Me: Trust me, I will find you a new pair of light up Strawberry Shortcake sneakers. Just take a step to your brother.
With considerable effort, she pulled her bare foot out of the mud and stepped toward her brother, who pulled her hard enough to get her other leg free and onto solid ground. We had lost one sock and one Strawberry Shortcake light-up sneaker, but one was still on her foot. We climbed back up the hill to find Babe and Girl Child 2 where we had left them. “Good girl” I told Babe, hugging her.
“I think that’s enough of the park, I think it’s time to go back home”, I told the kids, who did not argue. We headed back home, the kids chattering about the experience, giggling slightly, and Girl Child 1 weeping a little about the missing shoe. I kept assuring her it would be ok. She had not seen the number of shoes that I owned, but soon she would believe me that if there was one skill I had, it was shoe shopping!
We arrived home muddy and cold. “Can we take a shower”, Boy Child asked. “Can you do it on your own?” I asked. I had only heard about bath time from my husband, never showers. After being assured that they could, I let Girl Child 1 shower in their bathroom, Boy Child could shower in the master bathroom.
A few minutes later I heard the glorious sound of the garage door opening. I leaped over muddy shoes in the garage floor to run into my husband’s arms. I told him the story of our trip to the park, the missing shoe, the mud, how the kids ran out of my sight so quickly I didn’t know what was happening. I was giggling slightly to avoid erupting into tears. “It’s ok, you brought them all back alive, you’re ok”. A firefighter and a paramedic, he was hard to upset, always calm and level headed.

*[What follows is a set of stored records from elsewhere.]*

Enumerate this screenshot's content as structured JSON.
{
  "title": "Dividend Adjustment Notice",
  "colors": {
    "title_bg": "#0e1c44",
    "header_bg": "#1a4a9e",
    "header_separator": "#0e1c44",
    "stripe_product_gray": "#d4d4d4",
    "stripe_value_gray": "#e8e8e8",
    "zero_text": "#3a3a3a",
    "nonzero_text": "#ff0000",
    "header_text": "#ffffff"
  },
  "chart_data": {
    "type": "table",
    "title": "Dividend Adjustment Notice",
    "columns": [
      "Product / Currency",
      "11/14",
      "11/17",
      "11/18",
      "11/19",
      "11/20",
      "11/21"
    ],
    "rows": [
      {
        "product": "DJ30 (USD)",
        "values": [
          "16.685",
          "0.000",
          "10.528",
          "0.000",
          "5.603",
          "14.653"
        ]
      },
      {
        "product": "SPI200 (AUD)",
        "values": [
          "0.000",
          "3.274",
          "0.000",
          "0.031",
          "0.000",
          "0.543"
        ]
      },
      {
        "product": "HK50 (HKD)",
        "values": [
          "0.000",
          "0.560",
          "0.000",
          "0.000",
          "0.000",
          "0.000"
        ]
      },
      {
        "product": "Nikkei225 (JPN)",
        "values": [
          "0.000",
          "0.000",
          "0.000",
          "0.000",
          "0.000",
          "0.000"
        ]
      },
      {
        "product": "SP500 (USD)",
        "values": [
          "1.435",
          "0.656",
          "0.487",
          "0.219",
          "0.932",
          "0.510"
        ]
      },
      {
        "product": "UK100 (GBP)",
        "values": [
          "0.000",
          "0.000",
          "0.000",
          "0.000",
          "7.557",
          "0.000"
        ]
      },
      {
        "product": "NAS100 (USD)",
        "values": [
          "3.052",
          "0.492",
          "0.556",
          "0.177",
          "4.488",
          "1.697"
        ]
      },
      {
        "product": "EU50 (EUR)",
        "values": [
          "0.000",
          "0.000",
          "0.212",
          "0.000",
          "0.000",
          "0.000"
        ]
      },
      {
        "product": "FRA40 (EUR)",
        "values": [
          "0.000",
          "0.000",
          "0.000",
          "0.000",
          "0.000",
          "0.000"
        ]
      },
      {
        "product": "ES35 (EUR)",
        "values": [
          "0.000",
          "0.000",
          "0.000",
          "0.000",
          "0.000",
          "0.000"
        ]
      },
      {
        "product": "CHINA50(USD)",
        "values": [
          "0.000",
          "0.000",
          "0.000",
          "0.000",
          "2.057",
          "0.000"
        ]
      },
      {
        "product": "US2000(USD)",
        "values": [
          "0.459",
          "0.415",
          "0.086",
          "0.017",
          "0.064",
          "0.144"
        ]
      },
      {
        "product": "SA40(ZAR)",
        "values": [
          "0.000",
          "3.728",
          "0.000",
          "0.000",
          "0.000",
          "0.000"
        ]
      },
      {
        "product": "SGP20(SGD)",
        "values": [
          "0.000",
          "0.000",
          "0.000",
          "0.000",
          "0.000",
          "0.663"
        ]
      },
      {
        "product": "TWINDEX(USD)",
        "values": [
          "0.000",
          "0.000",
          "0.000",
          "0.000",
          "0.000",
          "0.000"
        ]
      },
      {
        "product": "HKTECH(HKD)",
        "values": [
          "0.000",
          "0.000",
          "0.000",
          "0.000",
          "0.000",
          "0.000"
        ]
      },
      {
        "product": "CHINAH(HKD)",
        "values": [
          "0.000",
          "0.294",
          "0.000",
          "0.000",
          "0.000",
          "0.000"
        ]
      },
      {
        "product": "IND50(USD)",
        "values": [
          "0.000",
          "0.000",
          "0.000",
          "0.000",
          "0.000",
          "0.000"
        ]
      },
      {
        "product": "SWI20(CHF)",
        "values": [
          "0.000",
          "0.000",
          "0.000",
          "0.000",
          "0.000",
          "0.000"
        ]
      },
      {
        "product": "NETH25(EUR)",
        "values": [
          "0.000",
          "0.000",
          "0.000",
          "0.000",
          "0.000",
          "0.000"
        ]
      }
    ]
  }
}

We entered the house to find the Boy Child coming downstairs in a towel, hand wrapped in a facecloth. “What did you do?” my husband asked him. “I cut my hand on a razor”, the boy child replied, “It fell on the floor and I went to pick it up and I cut myself”. Tears started to stream down my face. First the mud and the shoes, and now he was slicing his hand on my razor!! To my surprise, my husband said “No, you were playing with it, like you did before when I told you not to touch any razors, and you did it anyway”.
He headed upstairs to bandage the cut hand, and came back down to find me in the garage, beer in hand, sobbing loudly. “I’m detrimental to your children. I almost lost two of them, I lost the rare Strawberry Shortcake light-up shoe, Boy Child cut himself on my razor, what kind of step-mother am I going to be?”
“It’s fine, honey, it’s fine. It could have happened to anyone, my kids adore you, and I am going to go find the shoe and everything will be ok”, my amazing husband (then boyfriend) said, hugging me and rubbing my back. I thought to myself that there was no way he would find the shoe in the mud pit.
Calling for Girl Child 1 , he set off to find the missing Strawberry Shortcake light-up sneaker. Fifteen minutes later they were back. I found them in the yard filling a bucket with water from the garden hose. “I found it”, he exclaimed, holding up a mud covered Strawberry Shortcake light up sneaker.
“How on earth??” I asked. “Well”, he replied, “she pointed me right to where she got stuck, I leaned in, dug around, and there it was”.
As he stood holding the mud covered Strawberry Shortcake light-up sneaker, I couldn’t help but think of Dances With Wolves, where the tribe hunts the buffalo and a warrior holds up the still warm heart before taking a bite. My husband held up that shoe with the same pride, the shoe his daughter loved so much, the shoe that he was able to save from the mud pit.
I fell in love with him even more at that moment. I saw the love for his kids in the retrieval of the shoe, the competence and reliability that he exudes. I realized a little more that day, as I realize each and every day of our life together, how much I love that man and this family, and that we had just made a memory that we would talk about for the rest of our lives together, the day that the Strawberry Shortcake light-up sneaker took a little mud bath on a cold Saturday afternoon in April 2007.